Lutetium-177 Dotatate peptide receptor radionuclide therapy outcomes for neuroendocrine tumours
Mohammed AlHilali,
United Kingdom
PO-1365
Abstract
Lutetium-177 Dotatate peptide receptor radionuclide therapy outcomes for neuroendocrine tumours
Authors: Mohammed AlHilali1, James Carberry1, Angela Challis2, Philip Atherton1
1The Newcastle upon Tyne Hospitals NHS Foundation Trust, Northern Centre for Cancer Care, Newcastle upon Tyne, United Kingdom; 2The Newcastle upon Tyne Hospitals NHS Foundation Trust, Nuclear Medicine, Newcastle upon Tyne, United Kingdom
Show Affiliations
Hide Affiliations
Purpose or Objective
Peptide receptor radionuclide therapy (PRRT) is a molecular radiotherapeutic modality in which ligands for somatostatin receptors are attached to therapeutic radionuclides to target neuroendocrine tumour cells. The Neuroendocrine Tumours Therapy (NETTER-1) trial [1] demonstrated 11.7 month difference in median overall survival (OS) benefit with Lutetium-177 Dotatate treatment (Median OS 48.0 months) versus high-dose long-acting octreotide (Median OS 36.3 months) in patients with advanced midgut neuroendocrine tumours (NETs). This might be clinically relevant despite final overall survival not reaching statistical significance. We designed our audit to compare our cancer centre’s practice and outcome with the National Institute for Health and Care Excellence (NICE) guidance [2] and the NETTER-1 trial findings.
Material and Methods
The data was collected from 83 patients who had well-differentiated, metastatic, gastroenteropancreatic neuroendocrine tumours that had started receiving Lutetium-177 Dotatate between August 2019 and September 2022 in the North East and North Cumbria regions of England. The primary outcome measure was overall survival.
Results
All patients met NICE eligibility criteria for Lutetium-177 Dotatate treatment. Twenty-four patients had grade 1 NETs. Fifty-nine patients had grade 2 NETs. Median OS for grades 1 and 2 NETs was not reached with 64.9% of patients alive at 33.1 months (Figure 1). Median OS for grade 1 NETs was not reached with 72.7% of patients alive at 33.1 months. Median OS for grade 2 NETs was not reached with 61.4% of patients alive at 31 months. Eighteen patients had pancreatic primaries. Sixty-five patients had gastrointestinal primaries. There was no significant difference in survival between pancreatic and gastrointestinal NETs.
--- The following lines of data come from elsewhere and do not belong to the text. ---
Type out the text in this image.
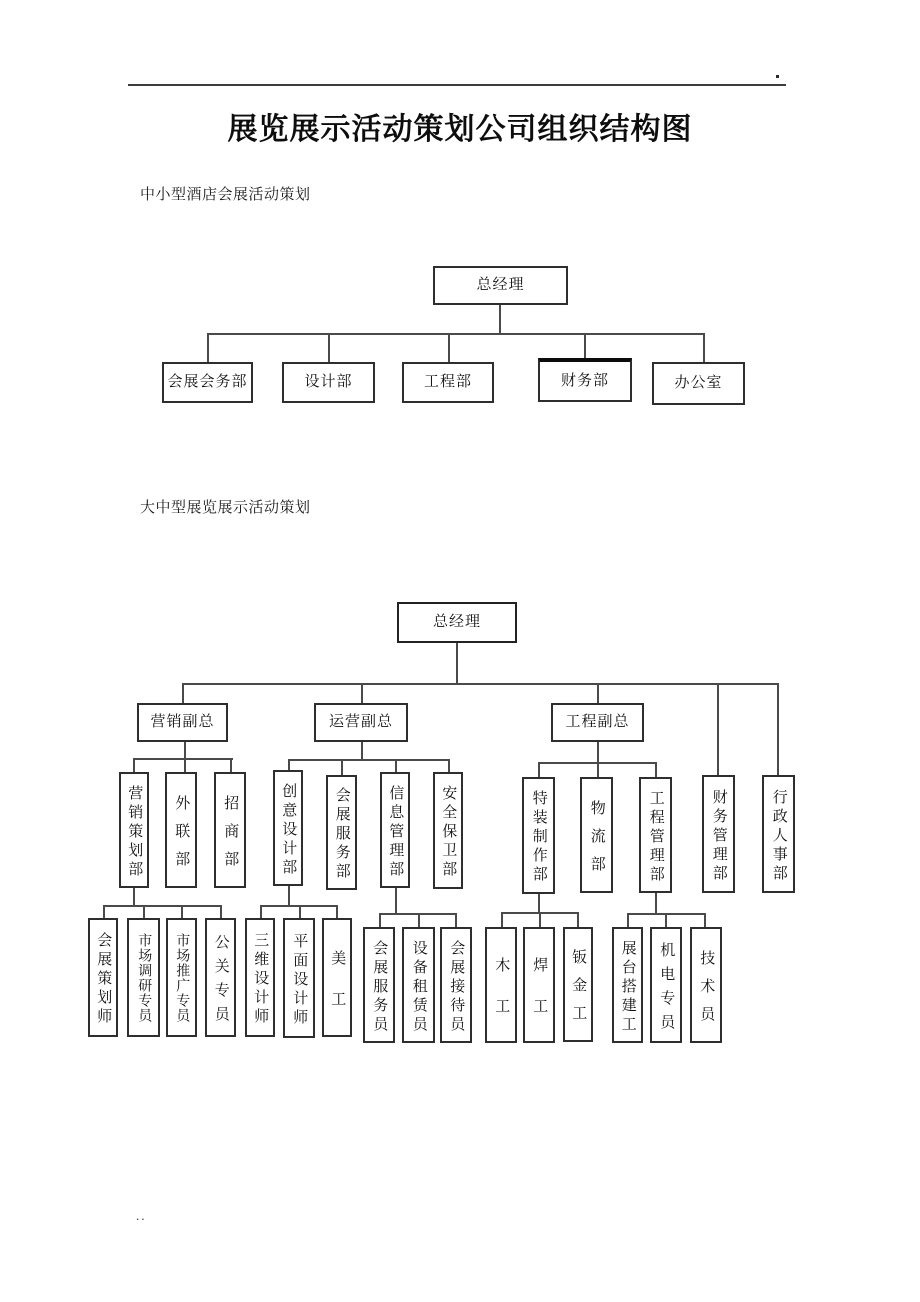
展览展示活动策划公司组织结构图
中小型酒店会展活动策划
大中型展览展示活动策划
总经理
会展会务部	设计部	工程部	财务部	办公室
总经理
营销副总	运营副总	工程副总
营销策划部	外联部	招商部	创意设计部	会展服务部	信息管理部	安全保卫部	特装制作部	物流部	工程管理部	财务管理部	行政人事部
会展策划师	市场调研专员	市场推广专员	公关专员	三维设计师	平面设计师	美工	会展服务员	设备租赁员	会展接待员	木工	焊工	钣金工	展台搭建工	机电专员	技术员
..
Nine patients stopped before completing all cycles of treatment due to disease progression or toxicity. Three patients stopped due to mid-treatment disease progression. Two patients stopped due to pancytopenia, 2 due to thrombocytopenia, 1 due to congestive enteropathy and 1 due to renal toxicity.
Conclusion
The audit confirmed our cancer centre follows the available national guidelines. Its clinical outcome is comparable with that of the NETTER-1 trial. Treatment was well tolerated, with most patients completing all treatment cycles. Further areas of sub-set analysis are underway.
References:
1. Strosberg J.R., et al. (2021) 177Lu-Dotatate plus long-acting octreotide versus high dose long-acting octreotide in patients with midgut neuroendocrine tumours (NETTER-1): Final overall survival and long-term safety results from an open-label, randomised, controlled, phase 3 trial. Lancet Oncol. 2021;22:1752–1763. doi: 10.1016/S1470-2045(21)00572-6.
2. National Institute for Health and Care Excellence (NICE) (2018) Lutetium (177Lu) oxodotreotide for treating unresectable or metastatic neuroendocrine tumours. Technology appraisal guidance TA539. Available at: www.nice.org.uk/guidance/ta539 (Accessed 25 October 2022).